受け入れがたい真実に瑞穂が苦しむのは皆草とて本意ではない。けれどもこればかりは……。
「ぷっ! あははははは!」
ところが、その苦しむはずの瑞穂がいきなり笑い出した。
「え? ちょ、瑞穂ちゃん、いきなりどうした?」
「あはははは! だって皆草さん、真面目な顔しておかしなことを言うんだもん」
「おかしなことって……おいおい、まさか犯人は速野じゃないって言うつもりじゃないだろうな?」
「はい。違うと思います」
瑞穂は笑うのを止めて、真剣な表情を浮かべて皆草に答えた。
「そんなことあり得ませんから」
「バカな! どこからどう見ても犯人は速野に決まってるじゃないか!」
「そうですね。でも、皆草さん、忘れてませんか? 速野さんはいつだってそういうおかしなことをする人だって」
「なっ!?」
「そしてそのおかしなことの裏には、ちゃんとした理由があるんだって」
「…………」
「だからこれもきっとそうなんですよ」
そう言ってのける瑞穂の言葉に虚勢や強がりは感じられない。
だから逆に
「分かった。じゃあ本当なところをちゃんと確かめてみようぜ、瑞穂ちゃん」
皆草の発した言葉は強張ったものとなってしまった。
「確かめるってどういうことですか?」
「速野の奴、定期的に残業をしてるのは知ってるよな?」
「ええ。そう言えば今夜もちょっと残業が、って言ってましたよね」
「ああ。そしてこの残業って奴が店の在庫をちょろまかす温床になっているはずだ」
「じゃあこっそり店の中に入って様子を見るんですか?」
「いいや。それでは決定的な証拠にはならない。俺の予想だと速野は今夜、盗んだ商品をどこかへ運ぶはず。そしてその運び込んだ先に、これまで盗んだ商品もあるに違いない。だからこの車で後をつけてみるんだ」
瑞穂はようやく納得がいった。
言われてみてみると、なるほど、確かにここからはイエローブック森泉店の駐車場の出入り口がよく見える。

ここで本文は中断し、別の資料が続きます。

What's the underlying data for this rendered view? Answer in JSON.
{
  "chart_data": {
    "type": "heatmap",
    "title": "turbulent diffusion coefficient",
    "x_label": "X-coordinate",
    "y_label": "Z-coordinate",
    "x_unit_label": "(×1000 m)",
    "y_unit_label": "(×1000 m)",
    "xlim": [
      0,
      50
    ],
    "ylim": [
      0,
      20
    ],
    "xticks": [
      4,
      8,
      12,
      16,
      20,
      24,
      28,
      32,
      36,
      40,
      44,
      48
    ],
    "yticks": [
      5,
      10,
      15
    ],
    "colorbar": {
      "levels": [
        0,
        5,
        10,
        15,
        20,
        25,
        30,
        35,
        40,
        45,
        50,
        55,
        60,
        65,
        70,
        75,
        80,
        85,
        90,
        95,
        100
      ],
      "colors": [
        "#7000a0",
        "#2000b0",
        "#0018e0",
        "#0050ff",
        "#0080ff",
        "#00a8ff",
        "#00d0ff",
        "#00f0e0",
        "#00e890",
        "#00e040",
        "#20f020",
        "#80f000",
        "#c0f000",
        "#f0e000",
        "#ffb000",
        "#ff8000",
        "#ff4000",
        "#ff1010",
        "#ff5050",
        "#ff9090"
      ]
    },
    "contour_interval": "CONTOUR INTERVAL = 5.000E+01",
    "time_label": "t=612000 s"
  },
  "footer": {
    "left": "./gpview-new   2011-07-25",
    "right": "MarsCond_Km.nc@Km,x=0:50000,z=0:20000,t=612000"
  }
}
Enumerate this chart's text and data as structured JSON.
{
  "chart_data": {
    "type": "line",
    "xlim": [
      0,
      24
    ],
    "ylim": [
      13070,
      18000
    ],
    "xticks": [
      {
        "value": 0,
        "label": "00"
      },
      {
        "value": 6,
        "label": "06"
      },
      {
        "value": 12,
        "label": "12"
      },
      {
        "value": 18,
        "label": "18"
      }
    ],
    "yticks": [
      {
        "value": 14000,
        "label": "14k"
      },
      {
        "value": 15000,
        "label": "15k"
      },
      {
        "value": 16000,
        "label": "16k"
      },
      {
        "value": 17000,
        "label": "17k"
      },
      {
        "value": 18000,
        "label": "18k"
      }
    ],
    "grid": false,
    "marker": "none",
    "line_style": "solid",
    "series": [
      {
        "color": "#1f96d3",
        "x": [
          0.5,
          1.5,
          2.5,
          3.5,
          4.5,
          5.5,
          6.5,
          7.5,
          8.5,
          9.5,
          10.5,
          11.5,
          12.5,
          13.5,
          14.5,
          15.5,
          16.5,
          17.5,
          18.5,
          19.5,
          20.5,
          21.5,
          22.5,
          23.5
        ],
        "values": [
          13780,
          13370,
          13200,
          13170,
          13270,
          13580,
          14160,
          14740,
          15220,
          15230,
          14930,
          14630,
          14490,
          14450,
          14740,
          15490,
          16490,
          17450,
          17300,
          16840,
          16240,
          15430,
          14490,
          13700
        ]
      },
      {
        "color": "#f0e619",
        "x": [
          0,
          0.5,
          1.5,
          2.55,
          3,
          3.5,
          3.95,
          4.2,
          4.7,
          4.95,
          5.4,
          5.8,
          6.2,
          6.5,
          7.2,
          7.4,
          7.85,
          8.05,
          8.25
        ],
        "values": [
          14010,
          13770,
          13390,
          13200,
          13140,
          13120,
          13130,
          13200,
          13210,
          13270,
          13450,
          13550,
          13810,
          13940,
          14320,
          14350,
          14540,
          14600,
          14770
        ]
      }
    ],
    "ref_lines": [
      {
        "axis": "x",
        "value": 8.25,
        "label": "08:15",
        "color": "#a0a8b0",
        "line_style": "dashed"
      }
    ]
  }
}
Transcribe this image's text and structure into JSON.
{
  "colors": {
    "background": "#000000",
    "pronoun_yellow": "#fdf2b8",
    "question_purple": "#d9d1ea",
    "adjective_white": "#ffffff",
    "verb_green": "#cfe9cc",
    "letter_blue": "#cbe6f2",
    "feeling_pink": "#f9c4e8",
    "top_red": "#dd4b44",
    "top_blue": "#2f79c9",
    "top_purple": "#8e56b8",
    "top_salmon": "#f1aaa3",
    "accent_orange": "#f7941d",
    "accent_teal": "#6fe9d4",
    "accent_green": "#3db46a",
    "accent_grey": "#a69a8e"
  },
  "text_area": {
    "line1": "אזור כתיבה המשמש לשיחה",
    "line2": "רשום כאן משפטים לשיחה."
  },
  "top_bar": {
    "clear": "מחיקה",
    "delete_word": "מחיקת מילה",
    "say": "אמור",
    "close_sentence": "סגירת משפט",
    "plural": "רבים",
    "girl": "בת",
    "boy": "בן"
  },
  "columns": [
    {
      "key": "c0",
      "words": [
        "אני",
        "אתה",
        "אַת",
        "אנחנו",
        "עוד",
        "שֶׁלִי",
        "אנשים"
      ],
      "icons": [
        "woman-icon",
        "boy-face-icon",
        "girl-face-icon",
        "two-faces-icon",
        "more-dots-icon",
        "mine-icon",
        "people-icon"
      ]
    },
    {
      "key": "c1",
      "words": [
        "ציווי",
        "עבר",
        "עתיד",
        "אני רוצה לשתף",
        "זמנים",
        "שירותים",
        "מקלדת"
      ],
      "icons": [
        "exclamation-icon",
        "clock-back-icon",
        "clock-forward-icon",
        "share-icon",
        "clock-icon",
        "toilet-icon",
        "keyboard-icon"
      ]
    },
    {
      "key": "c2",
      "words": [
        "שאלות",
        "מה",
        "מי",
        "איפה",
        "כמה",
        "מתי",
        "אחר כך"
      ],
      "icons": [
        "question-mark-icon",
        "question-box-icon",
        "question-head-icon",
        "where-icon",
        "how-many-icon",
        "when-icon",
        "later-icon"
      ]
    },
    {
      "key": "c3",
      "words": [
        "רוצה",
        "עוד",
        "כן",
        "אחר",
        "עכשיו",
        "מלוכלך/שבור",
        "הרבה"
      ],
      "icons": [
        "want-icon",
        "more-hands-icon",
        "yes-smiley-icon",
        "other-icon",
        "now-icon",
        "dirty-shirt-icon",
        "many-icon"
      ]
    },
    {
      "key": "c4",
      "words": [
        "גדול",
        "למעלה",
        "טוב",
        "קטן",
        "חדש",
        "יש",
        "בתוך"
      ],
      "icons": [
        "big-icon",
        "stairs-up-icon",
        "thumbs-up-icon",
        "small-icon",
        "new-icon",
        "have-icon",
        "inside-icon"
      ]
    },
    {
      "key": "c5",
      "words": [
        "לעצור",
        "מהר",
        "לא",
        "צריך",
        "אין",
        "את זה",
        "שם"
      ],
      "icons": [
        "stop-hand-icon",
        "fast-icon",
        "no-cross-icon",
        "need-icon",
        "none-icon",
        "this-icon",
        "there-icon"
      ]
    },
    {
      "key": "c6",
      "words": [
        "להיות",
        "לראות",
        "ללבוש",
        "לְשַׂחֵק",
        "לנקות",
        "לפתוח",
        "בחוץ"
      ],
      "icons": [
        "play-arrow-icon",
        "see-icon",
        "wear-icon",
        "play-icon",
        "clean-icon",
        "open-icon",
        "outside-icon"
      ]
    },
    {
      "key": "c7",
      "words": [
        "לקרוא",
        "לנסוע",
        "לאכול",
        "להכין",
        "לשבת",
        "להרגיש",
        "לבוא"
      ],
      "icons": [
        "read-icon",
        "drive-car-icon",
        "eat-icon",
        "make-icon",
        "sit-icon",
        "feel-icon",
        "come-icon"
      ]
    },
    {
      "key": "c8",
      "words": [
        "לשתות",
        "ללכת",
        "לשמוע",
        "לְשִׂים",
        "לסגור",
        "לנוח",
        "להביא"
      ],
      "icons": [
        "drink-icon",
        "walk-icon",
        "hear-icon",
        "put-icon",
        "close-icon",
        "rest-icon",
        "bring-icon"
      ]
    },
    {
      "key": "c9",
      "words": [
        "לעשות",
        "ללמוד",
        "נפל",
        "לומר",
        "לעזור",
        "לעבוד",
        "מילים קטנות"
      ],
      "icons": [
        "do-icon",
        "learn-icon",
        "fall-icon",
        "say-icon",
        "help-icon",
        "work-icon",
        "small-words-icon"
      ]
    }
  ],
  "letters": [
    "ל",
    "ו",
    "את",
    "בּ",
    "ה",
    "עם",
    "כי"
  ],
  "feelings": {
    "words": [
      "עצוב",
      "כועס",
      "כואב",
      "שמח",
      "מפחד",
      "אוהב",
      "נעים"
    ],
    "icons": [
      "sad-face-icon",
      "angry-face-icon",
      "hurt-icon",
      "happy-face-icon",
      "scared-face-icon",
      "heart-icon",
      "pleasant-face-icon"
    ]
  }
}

森泉店の今日の営業は既に終了し、駐車場に止まっているのは出張買取用のワゴン車だけ。そのワゴン車が出てくるかどうかを見張り、もし動きがあればすぐに追跡することがここならば可能だ。
「速野は徒歩で通勤している。だからワゴン車が出てくることはまずあり得ないはずだ。でももし出てきたらその時は……」
言いながら皆草は瑞穂の顔色を伺った。
皆草としては速野信者である瑞穂の目を覚ましたくて、今夜ここに呼んだ。
だが数か月かけて掴んだ証拠でもその信仰心は揺るがず、ついムキになって今夜の計画を話してしまったのだが、あれだけ速野のことを信じる瑞穂に真実を自分の目で確かめてみろと促すのはちょっとやりすぎてしまったかもしれない。
やっぱり今夜は自分ひとりでやるべきだったかと後悔が皆草の脳裏をかすめた。
が。
「分かりました。私も付き合いますよ」
そう言うと瑞穂はあっさりと皆草が親から借りてきたセダンへ乗り込んでいく。
その姿を皆草は呆然と見送るしかなかった。